Keynote Lectures

Description

Meeting demands for livestock products which are predicted to more than double during the next 20 years, is central to the challenge of feeding the world sustainably. Smallholders will play a key role in achieving global security in animal protein. However, this requires a shift from subsistence to market-oriented farming where production efficiency not the number of livestock is the key focus with the aim of producing ‘more from less’. For grassland-based ruminant production, reducing stocking rate from current unsustainable levels under subsistence management is an essential first step to producing more production and profit from fewer animals. This is made possible in commercial farming by using a combination of new technology, decision-making skills and market development. For example, only after stocking rate is sustainably aligned with forage supply and herd structure is changed to comprise mainly breeding females’ can smallholders reliably use genetics and improved breeding programs to boost profitability by producing higher take-off of products that meet market quality specification. To link effectively with the market smallholders must be confident they can produce the quality products consumers want.

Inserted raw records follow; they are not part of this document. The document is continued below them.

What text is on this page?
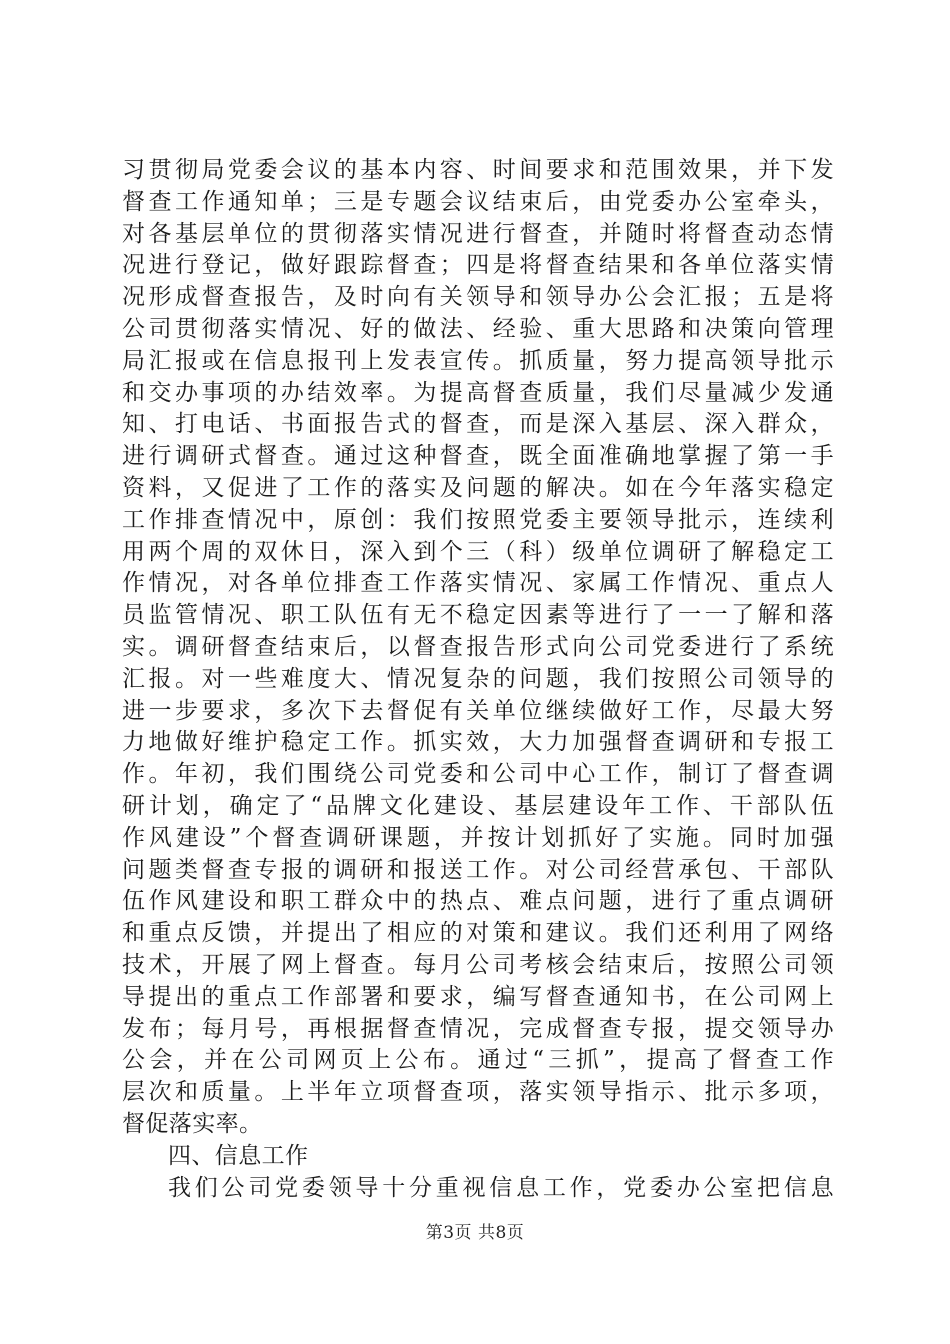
习贯彻局党委会议的基本内容、时间要求和范围效果，并下发
督查工作通知单；三是专题会议结束后，由党委办公室牵头，
对各基层单位的贯彻落实情况进行督查，并随时将督查动态情
况进行登记，做好跟踪督查；四是将督查结果和各单位落实情
况形成督查报告，及时向有关领导和领导办公会汇报；五是将
公司贯彻落实情况、好的做法、经验、重大思路和决策向管理
局汇报或在信息报刊上发表宣传。抓质量，努力提高领导批示
和交办事项的办结效率。为提高督查质量，我们尽量减少发通
知、打电话、书面报告式的督查，而是深入基层、深入群众，
进行调研式督查。通过这种督查，既全面准确地掌握了第一手
资料，又促进了工作的落实及问题的解决。如在今年落实稳定
工作排查情况中，原创：我们按照党委主要领导批示，连续利
用两个周的双休日，深入到个三（科）级单位调研了解稳定工
作情况，对各单位排查工作落实情况、家属工作情况、重点人
员监管情况、职工队伍有无不稳定因素等进行了一一了解和落
实。调研督查结束后，以督查报告形式向公司党委进行了系统
汇报。对一些难度大、情况复杂的问题，我们按照公司领导的
进一步要求，多次下去督促有关单位继续做好工作，尽最大努
力地做好维护稳定工作。抓实效，大力加强督查调研和专报工
作。年初，我们围绕公司党委和公司中心工作，制订了督查调
研计划，确定了“品牌文化建设、基层建设年工作、干部队伍
作风建设”个督查调研课题，并按计划抓好了实施。同时加强
问题类督查专报的调研和报送工作。对公司经营承包、干部队
伍作风建设和职工群众中的热点、难点问题，进行了重点调研
和重点反馈，并提出了相应的对策和建议。我们还利用了网络
技术，开展了网上督查。每月公司考核会结束后，按照公司领
导提出的重点工作部署和要求，编写督查通知书，在公司网上
发布；每月号，再根据督查情况，完成督查专报，提交领导办
公会，并在公司网页上公布。通过“三抓”，提高了督查工作
层次和质量。上半年立项督查项，落实领导指示、批示多项，
督促落实率。
四、信息工作
我们公司党委领导十分重视信息工作，党委办公室把信息
第3页 共8页
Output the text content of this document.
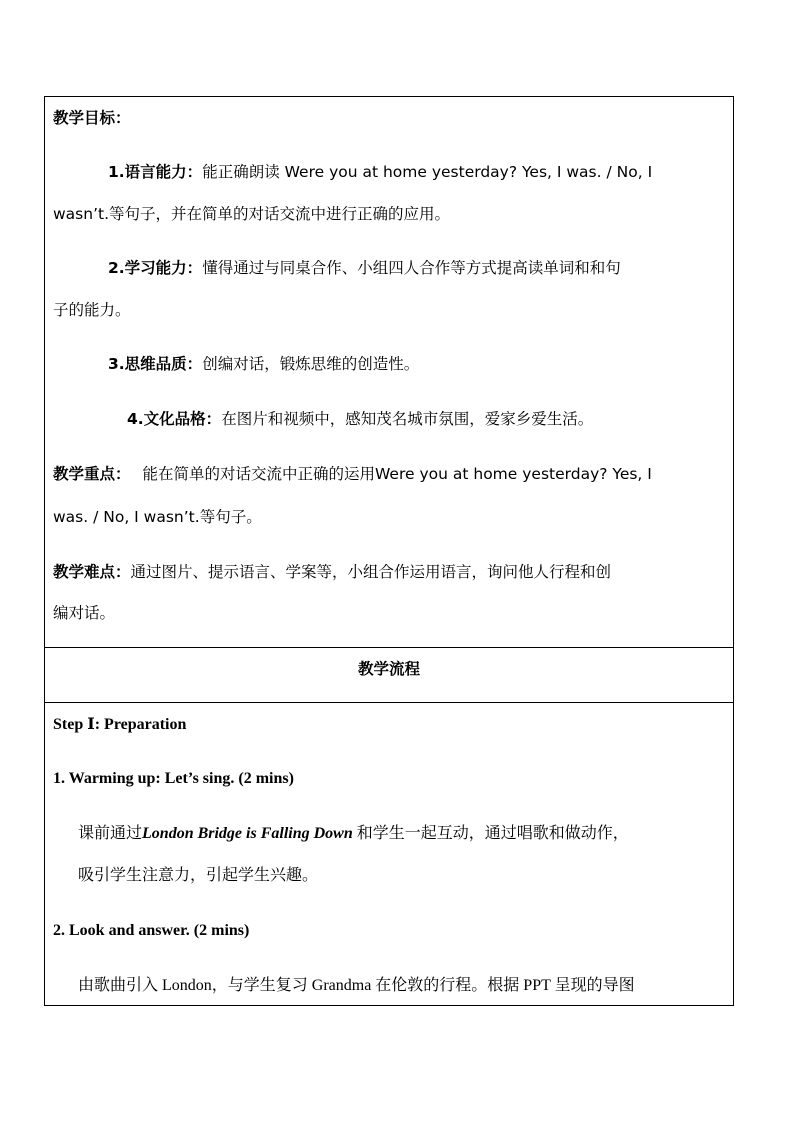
教学目标：
1.语言能力：能正确朗读 Were you at home yesterday? Yes, I was. / No, I
wasn’t.等句子，并在简单的对话交流中进行正确的应用。
2.学习能力：懂得通过与同桌合作、小组四人合作等方式提高读单词和和句
子的能力。
3.思维品质：创编对话，锻炼思维的创造性。
4.文化品格：在图片和视频中，感知茂名城市氛围，爱家乡爱生活。
教学重点： 能在简单的对话交流中正确的运用Were you at home yesterday? Yes, I
was. / No, I wasn’t.等句子。
教学难点：通过图片、提示语言、学案等，小组合作运用语言，询问他人行程和创
编对话。
教学流程
Step Ⅰ: Preparation
1. Warming up: Let’s sing. (2 mins)
课前通过London Bridge is Falling Down 和学生一起互动，通过唱歌和做动作，
吸引学生注意力，引起学生兴趣。
2. Look and answer. (2 mins)
由歌曲引入 London，与学生复习 Grandma 在伦敦的行程。根据 PPT 呈现的导图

Examples from Sunan County, Gansu Province, China, are given of the use of bio-economic modelling base on smallholder available feed supply to identify the best enterprise and management options to produce marketable quality products. However, poorly developed product specifications, poor price transparency, a lack of marketing services and inadequate infrastructure which still pose a major constraint to the transition from subsistence to commercial farming in developing countries requires remedial intervention. The highly integrated Australian sheep production and marketing system is briefly describes as an industry case study of how the combination of investment in R&D to develop new technologies such as Australian Sheep Breeding Values and breeding systems using terminal crosses are used to meet to continuing changing demands of domestic and overseas consumers. This case study provides principles and practices that can be applied to improved production efficiency and marketing in developing countries to facilitate the transition from subsistence to market-oriented ruminant production.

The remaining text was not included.